Georgia health officials said Monday that they have identified the likely source of a measles outbreak in Cobb County, linking a spate of illnesses to a local family of five that traveled to Florida in late September.
Members of the Cobb County family – all of whom were unvaccinated – likely became infected with measles during that trip to Florida, the Georgia Department of Public Health said. The illnesses were never reported to Georgia health officials, who only learned the family’s diagnoses in the course of their investigation into the outbreak of the highly contagious disease.
Also on Monday, the state health agency announced two new cases of measles – siblings of a recently diagnosed Mabry Middle School student. They also were unvaccinated, but are not members of the family infected in September.
The total number of confirmed cases in Cobb County stands at 11, and the total for the year in Georgia at 18. At least 17 of those sickened with measles were unvaccinated.
Health officials said all the cases in Cobb County are limited to three families who live in the same vicinity with children who have spent time with each other. Since the Mabry student was diagnosed, those exposed, including unvaccinated students and at least one adult at the school, have been staying at home.
If the number of cases doesn’t rise during an incubation period that ends Nov. 22, officials said they are hopeful that will signal that the outbreak is contained.

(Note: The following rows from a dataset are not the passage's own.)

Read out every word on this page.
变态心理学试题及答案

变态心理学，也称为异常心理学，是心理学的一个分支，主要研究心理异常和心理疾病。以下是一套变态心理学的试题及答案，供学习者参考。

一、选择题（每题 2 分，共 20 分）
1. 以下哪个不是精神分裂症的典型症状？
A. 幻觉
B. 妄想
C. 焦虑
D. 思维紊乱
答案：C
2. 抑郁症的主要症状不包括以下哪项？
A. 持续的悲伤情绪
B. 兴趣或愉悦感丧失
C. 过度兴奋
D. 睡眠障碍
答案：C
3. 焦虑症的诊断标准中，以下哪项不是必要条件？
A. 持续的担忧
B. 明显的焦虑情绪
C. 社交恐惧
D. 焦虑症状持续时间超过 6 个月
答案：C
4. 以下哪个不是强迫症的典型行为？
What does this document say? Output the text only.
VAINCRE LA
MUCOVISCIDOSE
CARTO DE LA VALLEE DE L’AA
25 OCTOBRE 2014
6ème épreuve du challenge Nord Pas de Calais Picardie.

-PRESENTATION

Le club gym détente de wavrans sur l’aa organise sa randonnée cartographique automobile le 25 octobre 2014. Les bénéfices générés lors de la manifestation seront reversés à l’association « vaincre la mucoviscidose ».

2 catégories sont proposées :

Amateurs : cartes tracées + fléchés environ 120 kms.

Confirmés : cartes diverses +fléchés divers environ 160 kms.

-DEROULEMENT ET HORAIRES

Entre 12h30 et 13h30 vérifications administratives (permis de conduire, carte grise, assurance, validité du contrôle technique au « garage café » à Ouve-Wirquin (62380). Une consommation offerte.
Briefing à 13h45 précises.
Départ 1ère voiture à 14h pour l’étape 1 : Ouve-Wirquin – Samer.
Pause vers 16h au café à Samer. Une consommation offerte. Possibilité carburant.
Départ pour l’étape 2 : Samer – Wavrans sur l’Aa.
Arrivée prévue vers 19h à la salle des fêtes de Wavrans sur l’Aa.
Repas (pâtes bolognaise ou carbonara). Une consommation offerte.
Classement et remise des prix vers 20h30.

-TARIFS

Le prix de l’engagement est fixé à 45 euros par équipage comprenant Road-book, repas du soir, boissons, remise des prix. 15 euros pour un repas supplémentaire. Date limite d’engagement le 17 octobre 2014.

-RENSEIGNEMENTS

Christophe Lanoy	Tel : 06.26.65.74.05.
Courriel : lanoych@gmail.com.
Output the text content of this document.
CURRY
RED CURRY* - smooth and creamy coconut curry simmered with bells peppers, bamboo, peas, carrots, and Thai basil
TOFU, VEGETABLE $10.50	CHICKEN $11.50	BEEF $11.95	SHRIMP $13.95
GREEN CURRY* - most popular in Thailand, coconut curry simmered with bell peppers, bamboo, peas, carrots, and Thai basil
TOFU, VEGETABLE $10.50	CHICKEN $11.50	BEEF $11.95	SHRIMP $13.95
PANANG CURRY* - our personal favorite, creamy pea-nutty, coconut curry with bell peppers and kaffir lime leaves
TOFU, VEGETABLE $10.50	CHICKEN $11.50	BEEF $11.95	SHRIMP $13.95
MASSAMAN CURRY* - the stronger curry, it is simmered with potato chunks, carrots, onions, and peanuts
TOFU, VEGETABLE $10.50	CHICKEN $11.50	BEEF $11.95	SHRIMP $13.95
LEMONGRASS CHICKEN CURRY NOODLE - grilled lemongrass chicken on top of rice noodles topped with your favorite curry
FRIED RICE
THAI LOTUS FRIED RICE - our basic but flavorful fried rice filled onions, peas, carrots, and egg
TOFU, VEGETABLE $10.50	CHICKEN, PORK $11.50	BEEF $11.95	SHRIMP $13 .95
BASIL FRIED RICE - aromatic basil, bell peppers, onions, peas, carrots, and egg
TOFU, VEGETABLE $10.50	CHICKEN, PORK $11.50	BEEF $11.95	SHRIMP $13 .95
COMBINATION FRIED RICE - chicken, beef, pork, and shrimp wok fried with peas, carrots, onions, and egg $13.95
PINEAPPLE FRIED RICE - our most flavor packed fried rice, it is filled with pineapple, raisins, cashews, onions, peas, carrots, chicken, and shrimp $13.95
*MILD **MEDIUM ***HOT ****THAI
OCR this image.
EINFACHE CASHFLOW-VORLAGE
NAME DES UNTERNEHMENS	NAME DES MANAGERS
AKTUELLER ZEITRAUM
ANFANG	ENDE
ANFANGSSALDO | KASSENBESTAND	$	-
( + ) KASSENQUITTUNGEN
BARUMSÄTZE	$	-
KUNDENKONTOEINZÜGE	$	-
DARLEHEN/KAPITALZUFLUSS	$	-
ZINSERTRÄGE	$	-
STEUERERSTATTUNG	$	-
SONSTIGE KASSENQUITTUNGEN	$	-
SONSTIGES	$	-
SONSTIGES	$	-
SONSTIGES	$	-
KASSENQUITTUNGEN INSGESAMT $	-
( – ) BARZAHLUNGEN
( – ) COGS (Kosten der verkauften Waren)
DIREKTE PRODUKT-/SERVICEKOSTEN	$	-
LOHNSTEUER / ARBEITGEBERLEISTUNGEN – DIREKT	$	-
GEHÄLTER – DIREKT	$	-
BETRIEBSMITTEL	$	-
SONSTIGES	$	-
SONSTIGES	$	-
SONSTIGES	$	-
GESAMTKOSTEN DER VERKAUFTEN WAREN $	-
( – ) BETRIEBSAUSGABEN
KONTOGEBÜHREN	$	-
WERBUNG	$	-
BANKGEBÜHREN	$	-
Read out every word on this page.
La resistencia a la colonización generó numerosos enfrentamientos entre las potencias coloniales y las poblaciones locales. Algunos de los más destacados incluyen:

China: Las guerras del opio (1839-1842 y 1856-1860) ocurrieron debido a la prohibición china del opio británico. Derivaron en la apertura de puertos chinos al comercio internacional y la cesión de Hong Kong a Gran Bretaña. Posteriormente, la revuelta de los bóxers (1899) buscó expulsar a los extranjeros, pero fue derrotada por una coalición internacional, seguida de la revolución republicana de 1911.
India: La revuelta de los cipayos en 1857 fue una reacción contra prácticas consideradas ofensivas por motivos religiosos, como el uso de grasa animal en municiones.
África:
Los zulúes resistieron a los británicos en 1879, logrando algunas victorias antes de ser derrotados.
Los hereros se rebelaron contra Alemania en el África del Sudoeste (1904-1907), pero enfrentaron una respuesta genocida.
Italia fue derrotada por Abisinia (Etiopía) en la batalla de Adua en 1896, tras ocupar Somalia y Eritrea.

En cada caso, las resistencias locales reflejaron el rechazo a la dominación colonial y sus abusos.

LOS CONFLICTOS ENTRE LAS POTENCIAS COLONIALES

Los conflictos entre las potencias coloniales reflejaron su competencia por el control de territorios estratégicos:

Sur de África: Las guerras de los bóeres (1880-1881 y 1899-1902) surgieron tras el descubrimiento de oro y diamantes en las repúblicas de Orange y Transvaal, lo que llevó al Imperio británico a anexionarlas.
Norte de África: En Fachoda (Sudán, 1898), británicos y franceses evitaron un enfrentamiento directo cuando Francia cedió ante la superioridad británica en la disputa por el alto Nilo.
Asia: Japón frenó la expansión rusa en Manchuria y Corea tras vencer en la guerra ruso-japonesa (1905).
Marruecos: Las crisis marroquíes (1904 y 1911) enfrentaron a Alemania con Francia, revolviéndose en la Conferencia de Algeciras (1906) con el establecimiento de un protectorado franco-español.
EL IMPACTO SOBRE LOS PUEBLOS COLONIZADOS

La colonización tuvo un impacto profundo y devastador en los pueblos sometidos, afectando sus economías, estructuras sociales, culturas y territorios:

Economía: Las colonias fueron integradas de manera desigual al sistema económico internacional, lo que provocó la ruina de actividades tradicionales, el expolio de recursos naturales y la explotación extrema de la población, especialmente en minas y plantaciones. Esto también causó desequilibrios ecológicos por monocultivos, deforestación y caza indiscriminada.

In the United States, most measles cases are the result of international travel. The virus is usually brought here by people who get infected in other countries. Then those travelers spread the disease to people who have not been vaccinated.
State health officials are asking anyone with symptoms of measles to call a health-care provider first before going into a doctor’s office or hospital.
The measles virus spreads when an infected person coughs or sneezes. Droplets from the nose or mouth become airborne or land on surfaces where germs can live for two hours.
Measles is so contagious that, if one person has it, up to 90%of the people around him or her also will become infected if not vaccinated.
In Georgia, vaccinations are mandatory for public school attendance, but there are exemptions for medical and religious reasons.
An estimated 93.6% of young children in Georgia received the recommended vaccination for measles, mumps and rubella, slightly lower than the national average of 94.7%, according to research published in an October issue of the Centers for Disease Control and Prevention Morbidity and Mortality Weekly Report.
Also in Georgia, 2.5% of kindergartners had an exemption from at least one vaccine, which is the same overall percentage for the U.S.